Por su parte, la industria de los servicios informáticos y el desarrollo de software continuó profundizando su sendero de aceleración global. Las ramas vinculadas a la programación avanzada, la producción de videojuegos y el soporte de infraestructura tecnológica se posicionaron a un paso de franquear la barrera de los 3.000 millones de dólares, impulsadas por la digitalización internacional y la inserción del talento local en la inteligencia artificial.

La conducción institucional de Argencon definió este récord histórico no como un techo de rendimiento sino como un punto de inflexión operativa para el desarrollo del empleo calificado en el país. Los directivos de la cámara empresaria enfatizaron que la capacidad competitiva argentina ha demostrado una resiliencia estructural de más de dos décadas, logrando aislarse con relativo éxito de los vaivenes de los ciclos macroeconómicos domésticos.

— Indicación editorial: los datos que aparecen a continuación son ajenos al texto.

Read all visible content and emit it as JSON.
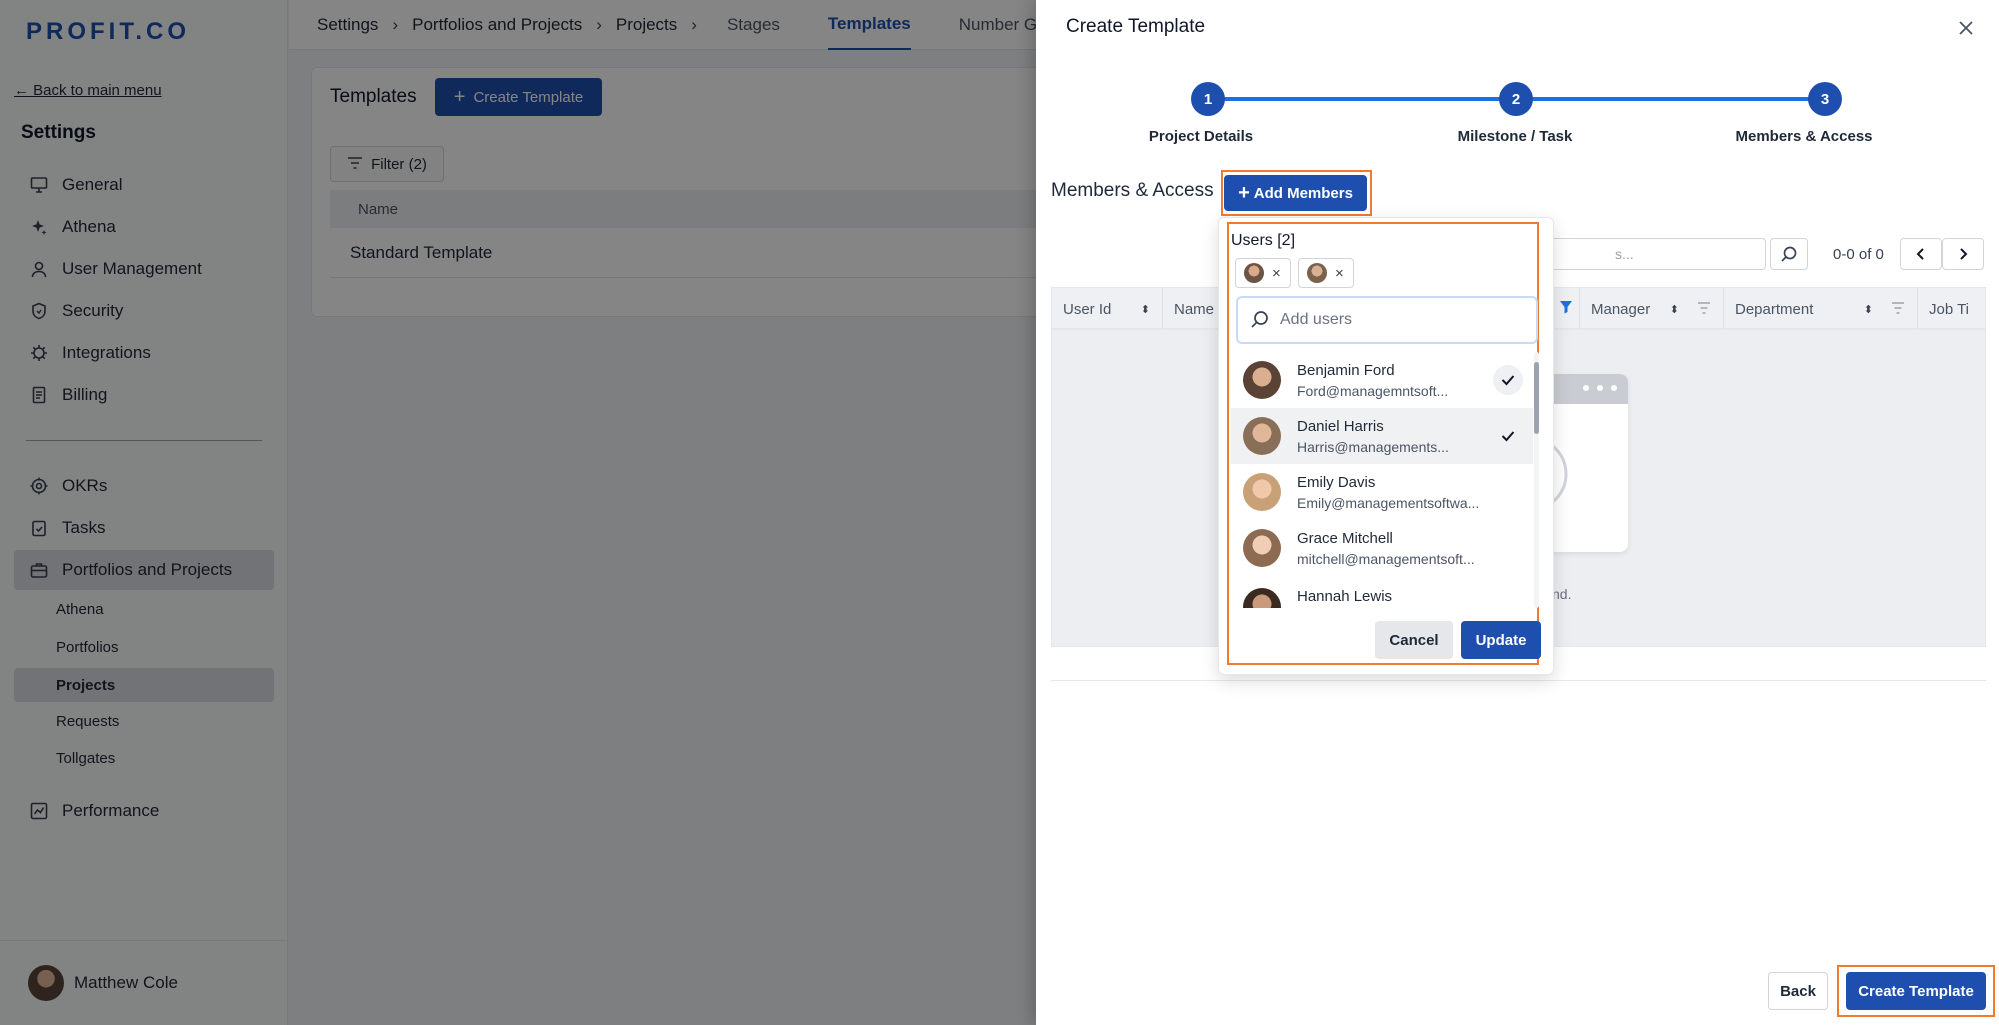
{
  "sidebar": {
    "logo": "PROFIT.CO",
    "back_link": "← Back to main menu",
    "title": "Settings",
    "items": [
      {
        "label": "General",
        "icon": "monitor-icon"
      },
      {
        "label": "Athena",
        "icon": "sparkle-icon"
      },
      {
        "label": "User Management",
        "icon": "user-icon"
      },
      {
        "label": "Security",
        "icon": "shield-icon"
      },
      {
        "label": "Integrations",
        "icon": "gear-icon"
      },
      {
        "label": "Billing",
        "icon": "receipt-icon"
      }
    ],
    "modules": [
      {
        "label": "OKRs",
        "icon": "target-icon"
      },
      {
        "label": "Tasks",
        "icon": "clipboard-check-icon"
      },
      {
        "label": "Portfolios and Projects",
        "icon": "briefcase-icon"
      }
    ],
    "sub_items": [
      "Athena",
      "Portfolios",
      "Projects",
      "Requests",
      "Tollgates"
    ],
    "performance": {
      "label": "Performance",
      "icon": "chart-icon"
    },
    "user": "Matthew Cole"
  },
  "topbar": {
    "breadcrumbs": [
      "Settings",
      "Portfolios and Projects",
      "Projects"
    ],
    "separator": "›",
    "tabs": [
      "Stages",
      "Templates",
      "Number Gene"
    ]
  },
  "main": {
    "title": "Templates",
    "create_button": "Create Template",
    "filter_label": "Filter (2)",
    "column": "Name",
    "row": "Standard Template"
  },
  "drawer": {
    "title": "Create Template",
    "steps": [
      {
        "number": "1",
        "label": "Project Details"
      },
      {
        "number": "2",
        "label": "Milestone / Task"
      },
      {
        "number": "3",
        "label": "Members & Access"
      }
    ],
    "section_title": "Members & Access",
    "add_members": "Add Members",
    "search_placeholder": "s...",
    "pager": "0-0 of 0",
    "columns": [
      "User Id",
      "Name",
      "Manager",
      "Department",
      "Job Ti"
    ],
    "empty_text": "nd.",
    "back": "Back",
    "create": "Create Template"
  },
  "dropdown": {
    "title": "Users [2]",
    "chip_remove": "×",
    "search_placeholder": "Add users",
    "users": [
      {
        "name": "Benjamin Ford",
        "email": "Ford@managemntsoft...",
        "checked": true
      },
      {
        "name": "Daniel Harris",
        "email": "Harris@managements...",
        "checked": true
      },
      {
        "name": "Emily Davis",
        "email": "Emily@managementsoftwa...",
        "checked": false
      },
      {
        "name": "Grace Mitchell",
        "email": "mitchell@managementsoft...",
        "checked": false
      },
      {
        "name": "Hannah Lewis",
        "email": "",
        "checked": false
      }
    ],
    "cancel": "Cancel",
    "update": "Update"
  },
  "colors": {
    "primary": "#1f4fae",
    "highlight": "#f07b2e",
    "step_line": "#1f6fe0"
  }
}
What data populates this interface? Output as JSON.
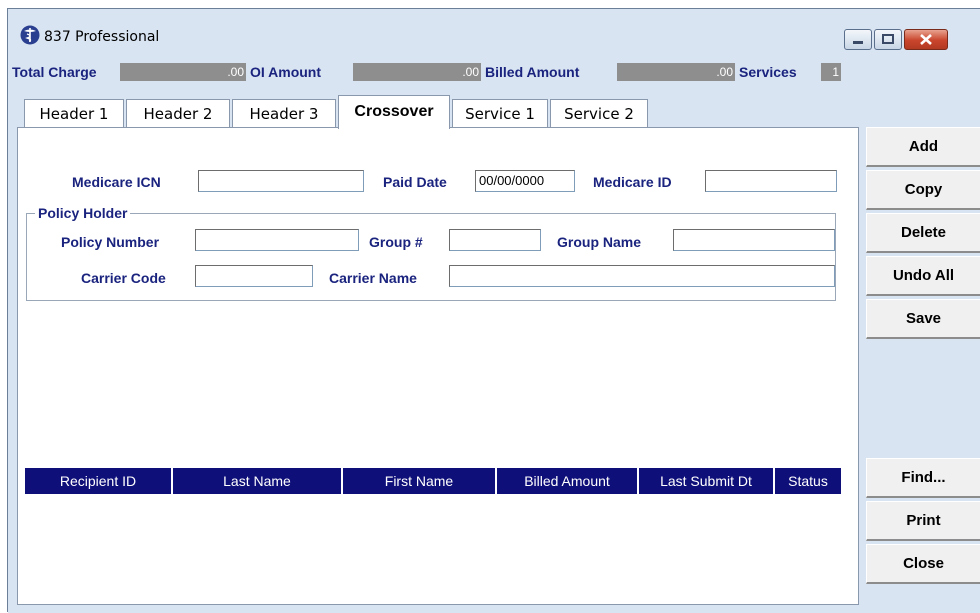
{
  "window": {
    "title": "837 Professional",
    "icon": "caduceus-icon",
    "controls": [
      "minimize-icon",
      "maximize-icon",
      "close-icon"
    ]
  },
  "summary": {
    "total_charge_label": "Total Charge",
    "total_charge_value": ".00",
    "oi_amount_label": "OI Amount",
    "oi_amount_value": ".00",
    "billed_amount_label": "Billed Amount",
    "billed_amount_value": ".00",
    "services_label": "Services",
    "services_value": "1"
  },
  "tabs": [
    {
      "label": "Header 1"
    },
    {
      "label": "Header 2"
    },
    {
      "label": "Header 3"
    },
    {
      "label": "Crossover",
      "active": true
    },
    {
      "label": "Service 1"
    },
    {
      "label": "Service 2"
    }
  ],
  "crossover": {
    "medicare_icn_label": "Medicare ICN",
    "medicare_icn_value": "",
    "paid_date_label": "Paid Date",
    "paid_date_value": "00/00/0000",
    "medicare_id_label": "Medicare ID",
    "medicare_id_value": ""
  },
  "policy_holder": {
    "legend": "Policy Holder",
    "policy_number_label": "Policy Number",
    "policy_number_value": "",
    "group_num_label": "Group #",
    "group_num_value": "",
    "group_name_label": "Group Name",
    "group_name_value": "",
    "carrier_code_label": "Carrier Code",
    "carrier_code_value": "",
    "carrier_name_label": "Carrier Name",
    "carrier_name_value": ""
  },
  "grid": {
    "columns": [
      "Recipient ID",
      "Last Name",
      "First Name",
      "Billed Amount",
      "Last Submit Dt",
      "Status"
    ]
  },
  "buttons": {
    "add": "Add",
    "copy": "Copy",
    "delete": "Delete",
    "undo_all": "Undo All",
    "save": "Save",
    "find": "Find...",
    "print": "Print",
    "close": "Close"
  },
  "colors": {
    "label_text": "#1a237e",
    "grid_header_bg": "#0f0f7a",
    "window_bg": "#d8e4f2",
    "summary_box": "#8e8e8e"
  }
}
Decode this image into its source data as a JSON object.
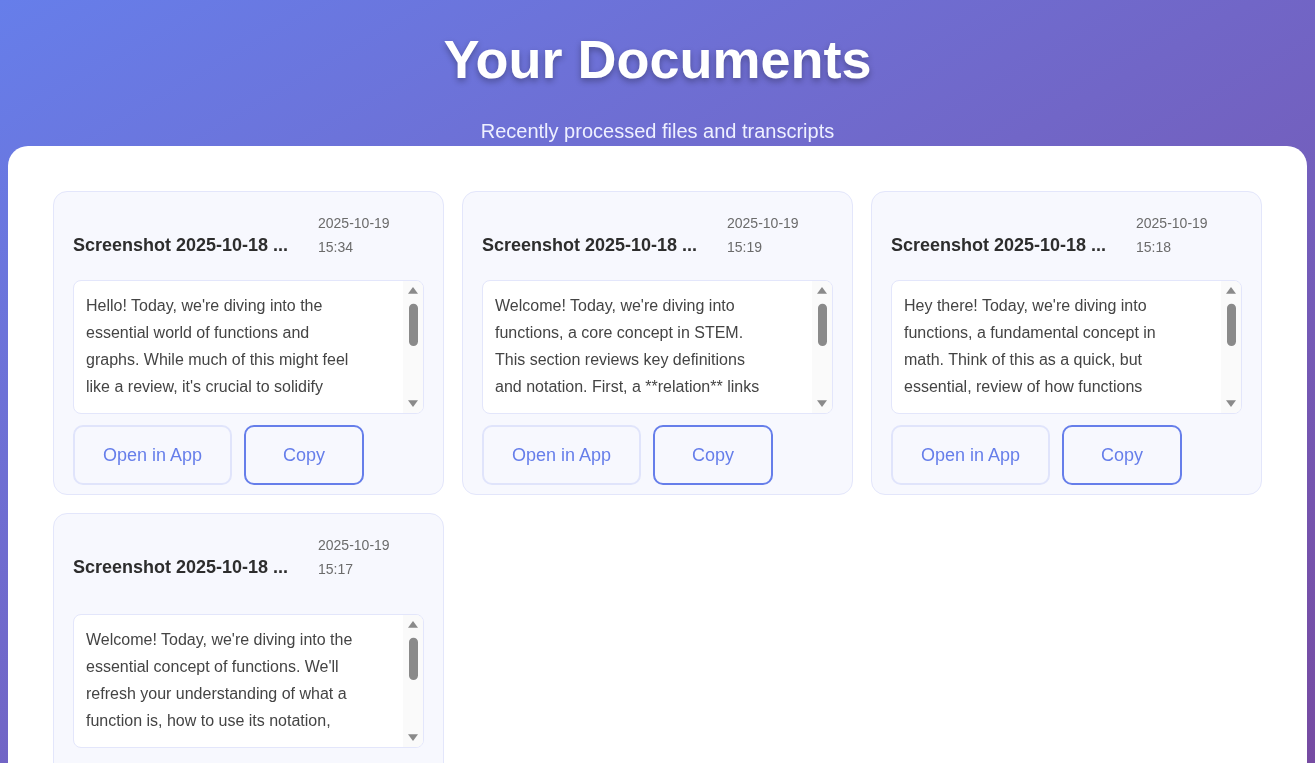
{
  "header": {
    "title": "Your Documents",
    "subtitle": "Recently processed files and transcripts"
  },
  "documents": [
    {
      "name": "Screenshot 2025-10-18 ...",
      "date": "2025-10-19",
      "time": "15:34",
      "transcript_lines": [
        "Hello! Today, we're diving into the",
        "essential world of functions and",
        "graphs. While much of this might feel",
        "like a review, it's crucial to solidify"
      ],
      "actions": [
        "Open in App",
        "Copy"
      ]
    },
    {
      "name": "Screenshot 2025-10-18 ...",
      "date": "2025-10-19",
      "time": "15:19",
      "transcript_lines": [
        "Welcome! Today, we're diving into",
        "functions, a core concept in STEM.",
        "This section reviews key definitions",
        "and notation. First, a **relation** links"
      ],
      "actions": [
        "Open in App",
        "Copy"
      ]
    },
    {
      "name": "Screenshot 2025-10-18 ...",
      "date": "2025-10-19",
      "time": "15:18",
      "transcript_lines": [
        "Hey there! Today, we're diving into",
        "functions, a fundamental concept in",
        "math. Think of this as a quick, but",
        "essential, review of how functions"
      ],
      "actions": [
        "Open in App",
        "Copy"
      ]
    },
    {
      "name": "Screenshot 2025-10-18 ...",
      "date": "2025-10-19",
      "time": "15:17",
      "transcript_lines": [
        "Welcome! Today, we're diving into the",
        "essential concept of functions. We'll",
        "refresh your understanding of what a",
        "function is, how to use its notation,"
      ]
    }
  ]
}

A diferencia del agro tradicional, la minería de litio y cobre, o la explotación de hidrocarburos no convencionales en Vaca Muerta, la economía del conocimiento presenta la ventaja estratégica de no requerir de grandes obras de infraestructura física ni de fletes marítimos complejos. Su principal insumo es el capital humano de los profesionales, un factor clave para diversificar la matriz de ingresos y mitigar la histórica restricción externa por falta de dólares.